Menurut Dudy, TBA yang berlaku saat ini masih mengacu pada Peraturan Menteri Perhubungan (Permenhub) Nomor 20 Tahun 2019 tentang Tata Cara dan Formulasi Perhitungan Tarif Batas Atas Penumpang Pelayanan Kelas Ekonomi Angkutan Udara Niaga Berjadwal Dalam Negeri. Padahal, kondisi nilai tukar rupiah dan harga avtur telah berubah signifikan.
"Kalau nanti diberlakukan TBA, maka fuel surcharge ditiadakan. Karena kita sudah menyesuaikan dengan kondisi. TBA terakhir itu kan tahun 2019, di mana kondisi kurs (nilai tukar rupiah terhadap dolar AS) maupun kondisi harga avtur ijauh berbeda dengan saat ini," kata Dudy saat media briefing di Jakarta Selatan, Jumat (26/6/2026).
Baca Juga
Harga Avtur Naik Imbas Perang, Maskapai Boleh Naikkan Biaya Tambahan Bahan Bakar Pesawat hingga 50%
Berdasarkan data Bloomberg dan PT Pertamina Patra Niaga, pada 2019 nilai tukar mata uang Garuda berada di level Rp14.165 per dolar AS dan harga avtur sekitar Rp10.442 per liter. Saat ini, kurs rupiah berada di level Rp17.922 per dolar AS dan harga avtur Rp26.190 per liter.

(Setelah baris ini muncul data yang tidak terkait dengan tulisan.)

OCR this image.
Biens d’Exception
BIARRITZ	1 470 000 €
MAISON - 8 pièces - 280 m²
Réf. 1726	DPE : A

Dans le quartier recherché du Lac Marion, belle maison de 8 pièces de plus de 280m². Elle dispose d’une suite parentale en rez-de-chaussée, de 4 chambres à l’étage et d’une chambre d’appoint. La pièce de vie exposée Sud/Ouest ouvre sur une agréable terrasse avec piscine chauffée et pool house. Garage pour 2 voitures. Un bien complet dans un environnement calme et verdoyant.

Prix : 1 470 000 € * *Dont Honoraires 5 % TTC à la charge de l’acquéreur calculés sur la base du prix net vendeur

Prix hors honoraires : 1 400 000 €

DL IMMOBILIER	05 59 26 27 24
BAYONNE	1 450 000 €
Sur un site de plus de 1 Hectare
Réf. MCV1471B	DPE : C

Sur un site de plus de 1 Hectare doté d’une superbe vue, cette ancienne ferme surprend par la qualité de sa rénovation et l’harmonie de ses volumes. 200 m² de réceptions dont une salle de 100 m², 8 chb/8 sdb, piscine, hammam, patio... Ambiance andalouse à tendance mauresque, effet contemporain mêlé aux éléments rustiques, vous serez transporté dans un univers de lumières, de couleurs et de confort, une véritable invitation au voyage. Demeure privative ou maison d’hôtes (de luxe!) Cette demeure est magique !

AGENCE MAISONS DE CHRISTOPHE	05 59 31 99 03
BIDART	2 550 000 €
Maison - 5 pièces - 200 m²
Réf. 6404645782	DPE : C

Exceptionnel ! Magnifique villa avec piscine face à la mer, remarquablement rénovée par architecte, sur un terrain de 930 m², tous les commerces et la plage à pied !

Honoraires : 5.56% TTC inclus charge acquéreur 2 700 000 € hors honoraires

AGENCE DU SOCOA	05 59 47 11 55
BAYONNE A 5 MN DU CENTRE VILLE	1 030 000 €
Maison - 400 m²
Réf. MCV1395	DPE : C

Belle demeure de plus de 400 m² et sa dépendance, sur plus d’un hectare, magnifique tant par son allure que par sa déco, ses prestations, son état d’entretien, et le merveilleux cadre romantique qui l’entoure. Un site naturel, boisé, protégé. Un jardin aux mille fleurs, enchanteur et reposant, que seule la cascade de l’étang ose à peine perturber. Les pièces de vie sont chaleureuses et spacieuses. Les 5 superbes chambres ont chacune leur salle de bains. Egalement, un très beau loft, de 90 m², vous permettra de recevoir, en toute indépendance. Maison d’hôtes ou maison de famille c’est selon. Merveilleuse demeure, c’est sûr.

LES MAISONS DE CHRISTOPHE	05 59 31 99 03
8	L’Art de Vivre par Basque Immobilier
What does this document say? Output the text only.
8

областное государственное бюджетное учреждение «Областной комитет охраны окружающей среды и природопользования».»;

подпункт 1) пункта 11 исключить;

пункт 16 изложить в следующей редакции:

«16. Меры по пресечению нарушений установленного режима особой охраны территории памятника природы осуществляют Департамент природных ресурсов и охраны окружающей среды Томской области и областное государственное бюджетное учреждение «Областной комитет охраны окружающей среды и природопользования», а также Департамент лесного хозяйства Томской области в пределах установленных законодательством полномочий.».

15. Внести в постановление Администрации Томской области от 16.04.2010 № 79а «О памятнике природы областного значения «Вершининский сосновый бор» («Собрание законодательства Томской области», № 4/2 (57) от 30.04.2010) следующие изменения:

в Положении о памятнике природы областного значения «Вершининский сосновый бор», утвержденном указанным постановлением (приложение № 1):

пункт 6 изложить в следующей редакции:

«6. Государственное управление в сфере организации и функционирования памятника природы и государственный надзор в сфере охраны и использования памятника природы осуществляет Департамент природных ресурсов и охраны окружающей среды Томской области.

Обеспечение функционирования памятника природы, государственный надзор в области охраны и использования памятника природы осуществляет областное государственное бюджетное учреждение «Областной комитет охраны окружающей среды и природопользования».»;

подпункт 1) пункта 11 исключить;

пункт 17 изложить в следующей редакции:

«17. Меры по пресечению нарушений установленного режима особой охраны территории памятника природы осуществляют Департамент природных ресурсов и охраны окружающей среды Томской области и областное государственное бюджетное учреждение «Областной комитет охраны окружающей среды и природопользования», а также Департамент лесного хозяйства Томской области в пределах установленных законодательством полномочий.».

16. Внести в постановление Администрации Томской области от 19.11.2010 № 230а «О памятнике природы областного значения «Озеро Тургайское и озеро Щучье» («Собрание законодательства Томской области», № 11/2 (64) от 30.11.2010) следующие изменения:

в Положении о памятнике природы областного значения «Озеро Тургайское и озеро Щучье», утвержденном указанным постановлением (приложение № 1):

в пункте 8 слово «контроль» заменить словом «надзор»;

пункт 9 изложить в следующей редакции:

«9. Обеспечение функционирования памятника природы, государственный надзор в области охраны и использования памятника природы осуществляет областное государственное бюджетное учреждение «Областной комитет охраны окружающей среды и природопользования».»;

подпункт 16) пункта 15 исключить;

Menhub menjelaskan, maskapai penerbangan sebelumnya meminta penyesuaian fuel surcharge karena fluktuasi harga avtur dinilai lebih mampu mengikuti perubahan biaya operasional. Namun, pemerintah memilih memperbarui TBA agar seluruh komponen biaya dapat diakomodasi dalam satu skema.
"Yang paling dominan adalah fuel surcharge. Dengan memberlakukan TBA terbaru yang sudah mengakomodir kondisi pada saat ini, maka fuel surcharge ditiadakan," ujar Dudy.
Meski demikian, kata Dudy, pemerintah tetap mengantisipasi kemungkinan penyesuaian fuel surcharge apabila kembali terjadi lonjakan harga avtur atau kondisi yang memengaruhi biaya operasional maskapai.
"Kalau dalam kondisi yang tidak terjadi apa-apa, maka kita akan menggunakan TBA sebagai patokan untuk menentukan harga tiket," ucap dia.
Baca Juga
Revisi Aturan Batas Atas Tinggal Tunggu Teken Menhub, Tarif Pesawat Domestik Bakal Naik?
Menhub berharap harga avtur kembali mendekati kondisi stabil sebelum kebijakan baru TBA diberlakukan. "Kalau avtur sudah mendekati kondisi saat itu, kita dengan sesegera mungkin akan memperlakukan TBA yang baru," jelas Dudy.
Dudy Purwagandhi menyatakan, revisi TBA pada dasarnya telah memasuki tahap akhir. Namun, pemerintah bersama para pemangku kepentingan lain sepakat menunda implementasinya karena harga avtur dan nilai tukar rupiah masih fluktuatif.
"Ya, sebenarnya TBA sudah hampir final. Hanya memang karena harganya sekarang masih mengalami fluktuasi yang cukup tinggi, kita sepakat untuk menunda sementara pemberlakuan TBA yang baru," kata dia.